# Kirby Puckett



## drobe5150 (Jan 21, 2005)

one of the best players of my generation, i loved watching him play.

r.i.p. kirby puckett

darrel


----------



## Katrina (Dec 16, 2004)

thats sad indeed.
RIP Kirby


----------



## Y-Guy (Jan 30, 2004)

Sad day for baseball.


----------



## Bull Elk (Feb 28, 2005)

I was at game 6 of the 1991 World Series and he was amazing. This was one of the few ball players that actually had other ball players asking him for an autograph at the All-Star games.
RIP - "KIR-beeeeeeeeee PUCK-it."


----------



## HootBob (Apr 26, 2004)

That is truely sad
RIP Kirby

Don


----------



## shake1969 (Sep 21, 2004)

He will be missed.

Of all the HOFs, he was the second youngest to die.

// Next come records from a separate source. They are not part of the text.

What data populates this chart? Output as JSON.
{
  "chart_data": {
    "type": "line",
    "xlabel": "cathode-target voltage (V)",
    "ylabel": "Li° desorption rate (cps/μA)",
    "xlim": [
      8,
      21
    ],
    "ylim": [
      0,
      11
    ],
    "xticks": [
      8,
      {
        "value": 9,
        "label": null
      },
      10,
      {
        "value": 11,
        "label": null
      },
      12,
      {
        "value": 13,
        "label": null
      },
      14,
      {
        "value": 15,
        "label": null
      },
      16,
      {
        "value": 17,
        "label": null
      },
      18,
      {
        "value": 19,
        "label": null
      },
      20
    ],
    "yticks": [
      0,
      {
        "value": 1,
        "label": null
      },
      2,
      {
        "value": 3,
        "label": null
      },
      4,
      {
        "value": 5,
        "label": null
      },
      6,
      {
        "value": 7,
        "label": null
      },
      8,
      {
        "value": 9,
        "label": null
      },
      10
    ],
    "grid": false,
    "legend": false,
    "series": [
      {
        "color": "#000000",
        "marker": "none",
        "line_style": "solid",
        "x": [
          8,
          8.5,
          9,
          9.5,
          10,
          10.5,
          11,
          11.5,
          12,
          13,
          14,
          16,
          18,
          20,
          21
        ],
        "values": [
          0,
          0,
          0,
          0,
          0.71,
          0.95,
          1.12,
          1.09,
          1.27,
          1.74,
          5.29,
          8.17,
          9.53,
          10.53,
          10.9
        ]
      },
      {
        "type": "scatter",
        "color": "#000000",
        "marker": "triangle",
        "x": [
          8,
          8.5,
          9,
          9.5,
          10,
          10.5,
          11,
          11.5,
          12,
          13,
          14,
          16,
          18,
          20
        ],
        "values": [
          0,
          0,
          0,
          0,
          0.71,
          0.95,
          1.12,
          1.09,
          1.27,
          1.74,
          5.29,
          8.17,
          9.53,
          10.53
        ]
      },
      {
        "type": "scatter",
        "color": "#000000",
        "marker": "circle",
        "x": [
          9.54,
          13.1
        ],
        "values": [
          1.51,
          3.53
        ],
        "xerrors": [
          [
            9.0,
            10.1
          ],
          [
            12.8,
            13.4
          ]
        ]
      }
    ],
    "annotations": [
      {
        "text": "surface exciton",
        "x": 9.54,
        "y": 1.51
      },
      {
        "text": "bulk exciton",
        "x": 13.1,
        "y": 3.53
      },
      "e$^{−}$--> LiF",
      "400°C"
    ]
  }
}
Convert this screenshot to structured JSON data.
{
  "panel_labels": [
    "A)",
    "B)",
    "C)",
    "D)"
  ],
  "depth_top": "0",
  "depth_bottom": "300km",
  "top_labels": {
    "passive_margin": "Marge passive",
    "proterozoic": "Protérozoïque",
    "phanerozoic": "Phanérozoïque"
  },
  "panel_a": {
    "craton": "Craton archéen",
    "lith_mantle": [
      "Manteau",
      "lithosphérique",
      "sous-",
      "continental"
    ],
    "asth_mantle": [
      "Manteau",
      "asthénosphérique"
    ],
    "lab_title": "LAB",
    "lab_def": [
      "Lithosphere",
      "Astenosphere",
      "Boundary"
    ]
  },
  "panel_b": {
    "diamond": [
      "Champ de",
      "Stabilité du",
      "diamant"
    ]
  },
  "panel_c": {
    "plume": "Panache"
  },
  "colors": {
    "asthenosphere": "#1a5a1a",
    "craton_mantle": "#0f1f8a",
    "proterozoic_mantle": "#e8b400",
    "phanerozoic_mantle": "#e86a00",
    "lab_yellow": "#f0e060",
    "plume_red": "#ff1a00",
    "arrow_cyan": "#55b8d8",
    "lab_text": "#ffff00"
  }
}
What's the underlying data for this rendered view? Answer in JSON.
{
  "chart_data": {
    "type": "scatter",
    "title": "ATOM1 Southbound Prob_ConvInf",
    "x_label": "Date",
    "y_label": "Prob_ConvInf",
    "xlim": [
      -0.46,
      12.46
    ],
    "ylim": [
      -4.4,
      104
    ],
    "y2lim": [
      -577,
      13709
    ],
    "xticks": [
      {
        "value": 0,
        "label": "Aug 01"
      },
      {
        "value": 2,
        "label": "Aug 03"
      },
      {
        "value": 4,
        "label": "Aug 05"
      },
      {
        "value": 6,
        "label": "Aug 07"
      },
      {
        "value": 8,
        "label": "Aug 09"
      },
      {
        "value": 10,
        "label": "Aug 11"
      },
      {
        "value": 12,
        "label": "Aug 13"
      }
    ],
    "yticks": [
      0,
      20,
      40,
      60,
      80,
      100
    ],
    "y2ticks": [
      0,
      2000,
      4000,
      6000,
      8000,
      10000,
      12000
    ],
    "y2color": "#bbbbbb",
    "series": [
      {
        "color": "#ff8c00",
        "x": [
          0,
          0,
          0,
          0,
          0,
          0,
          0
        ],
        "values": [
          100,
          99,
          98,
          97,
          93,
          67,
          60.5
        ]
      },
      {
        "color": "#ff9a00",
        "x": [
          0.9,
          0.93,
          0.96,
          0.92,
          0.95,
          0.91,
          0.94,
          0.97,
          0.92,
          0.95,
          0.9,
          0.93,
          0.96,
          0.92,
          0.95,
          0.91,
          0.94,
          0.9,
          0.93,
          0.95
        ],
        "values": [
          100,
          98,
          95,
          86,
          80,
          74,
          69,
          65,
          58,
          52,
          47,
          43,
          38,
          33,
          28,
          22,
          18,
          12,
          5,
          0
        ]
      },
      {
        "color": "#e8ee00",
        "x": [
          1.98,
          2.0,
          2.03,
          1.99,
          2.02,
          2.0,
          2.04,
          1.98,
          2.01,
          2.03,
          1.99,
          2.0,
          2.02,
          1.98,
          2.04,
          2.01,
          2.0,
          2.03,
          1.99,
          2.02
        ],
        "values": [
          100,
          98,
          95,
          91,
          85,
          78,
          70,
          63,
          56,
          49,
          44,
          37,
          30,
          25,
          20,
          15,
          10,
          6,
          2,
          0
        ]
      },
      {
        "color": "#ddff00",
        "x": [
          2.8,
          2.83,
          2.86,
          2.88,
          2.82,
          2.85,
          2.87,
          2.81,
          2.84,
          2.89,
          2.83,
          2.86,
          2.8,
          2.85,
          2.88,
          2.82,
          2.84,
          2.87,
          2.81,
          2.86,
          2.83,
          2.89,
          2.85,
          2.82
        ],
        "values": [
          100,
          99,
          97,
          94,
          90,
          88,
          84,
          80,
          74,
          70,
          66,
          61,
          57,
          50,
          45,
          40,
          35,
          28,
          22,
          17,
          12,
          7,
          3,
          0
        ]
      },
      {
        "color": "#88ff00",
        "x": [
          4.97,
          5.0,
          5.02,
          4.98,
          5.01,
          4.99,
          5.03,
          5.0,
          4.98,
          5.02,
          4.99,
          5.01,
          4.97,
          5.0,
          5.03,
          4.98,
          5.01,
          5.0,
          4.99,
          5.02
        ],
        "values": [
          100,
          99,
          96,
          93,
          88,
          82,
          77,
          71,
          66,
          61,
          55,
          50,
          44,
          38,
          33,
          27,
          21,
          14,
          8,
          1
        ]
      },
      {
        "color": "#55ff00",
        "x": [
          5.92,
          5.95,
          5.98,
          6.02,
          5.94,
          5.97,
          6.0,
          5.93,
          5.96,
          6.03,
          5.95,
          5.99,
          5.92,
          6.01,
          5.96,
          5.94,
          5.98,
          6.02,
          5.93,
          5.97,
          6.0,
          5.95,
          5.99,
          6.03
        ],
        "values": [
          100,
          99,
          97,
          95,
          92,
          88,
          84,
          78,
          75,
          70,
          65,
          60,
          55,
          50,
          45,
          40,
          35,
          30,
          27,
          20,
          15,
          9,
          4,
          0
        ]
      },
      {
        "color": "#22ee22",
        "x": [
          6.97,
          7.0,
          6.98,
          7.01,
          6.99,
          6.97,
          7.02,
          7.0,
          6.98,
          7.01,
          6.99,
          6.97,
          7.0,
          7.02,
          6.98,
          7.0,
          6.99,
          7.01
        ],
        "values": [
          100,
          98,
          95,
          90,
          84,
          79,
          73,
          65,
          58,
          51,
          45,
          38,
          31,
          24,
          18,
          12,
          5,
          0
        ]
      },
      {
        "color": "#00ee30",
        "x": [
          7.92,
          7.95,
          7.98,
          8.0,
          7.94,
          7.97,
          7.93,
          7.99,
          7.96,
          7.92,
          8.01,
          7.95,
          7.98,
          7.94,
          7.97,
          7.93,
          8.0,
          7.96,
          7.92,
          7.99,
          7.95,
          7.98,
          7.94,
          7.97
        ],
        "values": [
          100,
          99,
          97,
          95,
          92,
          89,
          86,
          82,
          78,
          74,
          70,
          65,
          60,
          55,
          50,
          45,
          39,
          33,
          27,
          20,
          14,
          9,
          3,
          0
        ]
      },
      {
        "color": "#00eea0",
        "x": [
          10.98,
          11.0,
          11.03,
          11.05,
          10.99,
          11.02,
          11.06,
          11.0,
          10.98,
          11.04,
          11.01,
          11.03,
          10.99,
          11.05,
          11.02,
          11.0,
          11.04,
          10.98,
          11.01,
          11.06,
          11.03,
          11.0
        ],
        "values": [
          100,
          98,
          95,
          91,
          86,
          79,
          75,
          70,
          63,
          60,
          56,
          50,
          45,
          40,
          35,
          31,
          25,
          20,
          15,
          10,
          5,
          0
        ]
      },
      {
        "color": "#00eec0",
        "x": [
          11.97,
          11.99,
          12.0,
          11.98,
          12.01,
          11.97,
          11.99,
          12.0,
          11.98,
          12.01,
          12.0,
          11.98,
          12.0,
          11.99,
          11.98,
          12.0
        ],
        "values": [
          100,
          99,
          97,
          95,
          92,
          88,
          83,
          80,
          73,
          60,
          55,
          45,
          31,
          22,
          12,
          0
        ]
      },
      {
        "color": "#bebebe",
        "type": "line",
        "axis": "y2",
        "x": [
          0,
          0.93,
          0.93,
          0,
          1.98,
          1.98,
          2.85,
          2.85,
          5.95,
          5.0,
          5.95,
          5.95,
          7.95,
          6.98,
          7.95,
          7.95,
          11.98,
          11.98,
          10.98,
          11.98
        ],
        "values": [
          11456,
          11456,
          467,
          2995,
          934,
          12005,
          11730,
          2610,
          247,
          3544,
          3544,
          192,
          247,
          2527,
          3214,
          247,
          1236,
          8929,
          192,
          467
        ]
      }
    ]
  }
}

Only Lou Gehrig, at 37, was younger than Kirby, 45.


----------



## Oregon_Camper (Sep 13, 2004)

Who couldn't be a Twins fan when Kirby was in his prime? What a great player!

RIP Kirby


----------



## Swanie (Oct 25, 2004)

This is such a sad day for Minnesota -- a huge shrine is starting at the Minneapolis metrodome on Kirby Pucket Avenue. It's hit me hard because I am only a year younger than him -- he was TOO YOUNG to die.


----------



## McBeth (Feb 19, 2005)

As a Tiger's fan I hated to see him come to town, but he was always fun to watch !

He will be missed !

RIP Kirby


----------



## Pakeboy2 (Aug 13, 2005)

RIP Kirby...you will be missed!!!


----------



## NDJollyMon (Aug 22, 2003)

As a born and raised Minnesotan...I loved Kirby too.

May he rest in peace.


----------